Allein und miteinander tanzten Jungs und junge Männer mit verschwitzen Frisuren, die aber mal geföhnt und mit viel Haarspray gebändigt worden waren. Eher schlicht, aber schick im Stil der 80er gekleidet. Und dann waren dann die zahlreichen „gestandenen“ Kerle. Mit den unvermeidlichen Schnäuzern und in viel Leder.

Die Lust auf das Leben und die Musik vereinten sie. Sie schrien, sie tanzten, sie lebten.

Und ich hatte das Gefühl, genau hier will ich sein. Hier bin ich richtig.

Und diese Musik. Sie war wuchtig, sie trieb dazu an, sich zu bewegen. Sie vermittelte den Eindruck, als sei das alles ein überlanges Stück. Rhythmen und Bässe nahmen kein Ende. Und es war laut. Richtig laut. Dafür sorgte die für die Größe der Location doch recht großzügig bemessene Lautsprecheranlage. Ab und an meinte ich auch mal einen Titel aus meiner eigenen Plattensammlung zu erkennen, aber dann wieder auch nicht.

Das man so etwas mit den Platten machen konnte… wieder so etwas, was den Jungen aus der Provinz zum Staunen brachte.

Die karge Ausstattung der Räume, das Fehlen von Chi-Chi oder die eher spärlichen Lichteffekte — davon haben so viele Berichte erzählt. Auch, dass Jungs und Männer nicht nur die Lust am Leben vereinte, sondern dass auch häufig Vereinigungen noch vor Ort folgten, was das Entleeren der Blase auf dem Örtchen manchmal kompliziert machte. Das erspare ich mir an dieser Stelle.

Für zwei Jahre wurde das Front für mich zu einem magischen Ort. Schon die Fahrt in diesen toten Stadtteil wurde zum Ritual.

Tanzen, trinken, sich unendlich lebendig fühlen. Sich so geben, wie man sich fühlt. Damals verstand ich zum ersten Mal, wie sich „Heimat“ anfühlt.

Das von Willy gezeigte Versteck brauchte ich an diesem Abend übrigens nicht.

Danach war es aber schon ganz gut, zu wissen, wo es war. Schließlich habe ich meiner Mutter jede Woche eine andere Geschichte erzählt, wo ich denn wäre. Durch die „Zuführung“ Ihres Sohnes mitten in der Nacht der Lüge überführt zu werden. Das wäre mir doch unangenehm gewesen.
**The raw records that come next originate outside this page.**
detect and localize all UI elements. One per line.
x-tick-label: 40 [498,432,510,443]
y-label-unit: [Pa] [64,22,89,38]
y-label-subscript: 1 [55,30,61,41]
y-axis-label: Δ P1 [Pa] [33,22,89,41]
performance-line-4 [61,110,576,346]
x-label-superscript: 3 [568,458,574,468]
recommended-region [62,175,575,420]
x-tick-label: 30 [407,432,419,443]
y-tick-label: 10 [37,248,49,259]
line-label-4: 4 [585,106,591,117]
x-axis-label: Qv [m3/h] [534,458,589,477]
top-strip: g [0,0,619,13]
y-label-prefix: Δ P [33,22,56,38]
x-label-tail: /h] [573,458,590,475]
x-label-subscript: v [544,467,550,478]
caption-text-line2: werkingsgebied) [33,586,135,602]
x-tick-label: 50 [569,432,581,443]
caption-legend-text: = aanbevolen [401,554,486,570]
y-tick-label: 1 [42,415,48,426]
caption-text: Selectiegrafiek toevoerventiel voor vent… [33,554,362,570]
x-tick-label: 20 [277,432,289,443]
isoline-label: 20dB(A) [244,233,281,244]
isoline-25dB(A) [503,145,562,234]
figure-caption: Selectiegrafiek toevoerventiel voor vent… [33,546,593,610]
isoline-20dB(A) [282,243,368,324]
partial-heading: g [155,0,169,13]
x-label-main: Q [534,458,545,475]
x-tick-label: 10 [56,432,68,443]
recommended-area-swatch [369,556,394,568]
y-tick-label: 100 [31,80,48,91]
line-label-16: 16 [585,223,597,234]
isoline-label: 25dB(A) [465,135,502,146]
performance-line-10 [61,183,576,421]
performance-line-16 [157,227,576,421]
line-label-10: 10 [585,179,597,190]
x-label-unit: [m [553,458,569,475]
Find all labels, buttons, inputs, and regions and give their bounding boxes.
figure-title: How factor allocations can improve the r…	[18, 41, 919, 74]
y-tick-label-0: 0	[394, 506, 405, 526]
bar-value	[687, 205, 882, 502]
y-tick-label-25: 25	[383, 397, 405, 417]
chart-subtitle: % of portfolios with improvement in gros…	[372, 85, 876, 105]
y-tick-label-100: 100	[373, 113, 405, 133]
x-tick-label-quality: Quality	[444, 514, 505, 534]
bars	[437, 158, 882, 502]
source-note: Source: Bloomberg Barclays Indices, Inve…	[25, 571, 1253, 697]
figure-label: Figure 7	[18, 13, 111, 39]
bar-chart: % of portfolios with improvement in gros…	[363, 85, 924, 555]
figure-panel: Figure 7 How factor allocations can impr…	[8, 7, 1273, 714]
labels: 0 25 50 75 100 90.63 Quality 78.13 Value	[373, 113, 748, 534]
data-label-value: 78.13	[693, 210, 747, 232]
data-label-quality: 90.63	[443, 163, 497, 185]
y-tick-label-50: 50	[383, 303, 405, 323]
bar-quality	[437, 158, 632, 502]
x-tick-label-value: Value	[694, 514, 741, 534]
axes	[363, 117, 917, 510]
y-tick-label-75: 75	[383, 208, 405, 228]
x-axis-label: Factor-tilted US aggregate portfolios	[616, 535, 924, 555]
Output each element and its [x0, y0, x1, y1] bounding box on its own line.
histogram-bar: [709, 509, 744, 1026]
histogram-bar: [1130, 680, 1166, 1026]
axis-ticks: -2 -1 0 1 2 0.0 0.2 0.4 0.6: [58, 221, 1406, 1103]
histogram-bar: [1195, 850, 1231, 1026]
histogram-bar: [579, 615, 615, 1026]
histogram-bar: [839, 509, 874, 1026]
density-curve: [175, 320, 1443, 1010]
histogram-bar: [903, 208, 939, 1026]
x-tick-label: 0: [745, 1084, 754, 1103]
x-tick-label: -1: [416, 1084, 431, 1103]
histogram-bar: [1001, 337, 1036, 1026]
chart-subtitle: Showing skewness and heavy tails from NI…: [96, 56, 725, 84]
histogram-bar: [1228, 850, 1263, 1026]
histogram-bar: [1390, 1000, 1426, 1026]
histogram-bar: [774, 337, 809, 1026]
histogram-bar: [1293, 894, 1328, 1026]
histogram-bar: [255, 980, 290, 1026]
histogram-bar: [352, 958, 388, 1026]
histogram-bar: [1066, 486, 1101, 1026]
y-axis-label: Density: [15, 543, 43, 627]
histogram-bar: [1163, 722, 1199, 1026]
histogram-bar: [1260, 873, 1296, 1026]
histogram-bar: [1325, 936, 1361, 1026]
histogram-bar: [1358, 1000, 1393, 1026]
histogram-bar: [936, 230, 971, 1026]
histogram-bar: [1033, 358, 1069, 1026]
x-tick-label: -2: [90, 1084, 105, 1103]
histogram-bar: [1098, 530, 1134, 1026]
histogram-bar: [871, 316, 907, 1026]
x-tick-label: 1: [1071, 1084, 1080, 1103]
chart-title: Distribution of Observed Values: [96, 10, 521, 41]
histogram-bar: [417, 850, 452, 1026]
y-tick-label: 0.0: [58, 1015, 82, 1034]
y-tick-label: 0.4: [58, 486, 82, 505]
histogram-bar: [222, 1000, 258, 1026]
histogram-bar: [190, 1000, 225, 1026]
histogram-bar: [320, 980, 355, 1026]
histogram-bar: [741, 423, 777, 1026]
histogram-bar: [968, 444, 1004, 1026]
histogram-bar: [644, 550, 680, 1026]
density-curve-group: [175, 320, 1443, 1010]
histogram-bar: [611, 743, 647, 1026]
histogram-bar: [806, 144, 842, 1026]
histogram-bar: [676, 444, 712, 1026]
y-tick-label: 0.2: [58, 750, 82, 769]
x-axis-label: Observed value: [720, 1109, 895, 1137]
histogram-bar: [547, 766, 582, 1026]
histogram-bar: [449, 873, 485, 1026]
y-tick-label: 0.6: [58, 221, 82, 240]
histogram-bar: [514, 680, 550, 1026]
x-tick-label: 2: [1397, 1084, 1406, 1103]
Mitte 1990 war ich dann nochmals da. Aber das fühlte sich nicht mehr richtig an. Eher wie die Begegnung mit einem Ex-Partner, mit dem einen nichts mehr verbindet.

Das Front — es gab in meinem Leben nie wieder einen Ort, an dem ich mich so aufgehoben und, ja, sicher gefühlt habe, wie dort.

Und wenn ich heute durch den Heidenkampsweg komme, werde ich immer noch sentimental.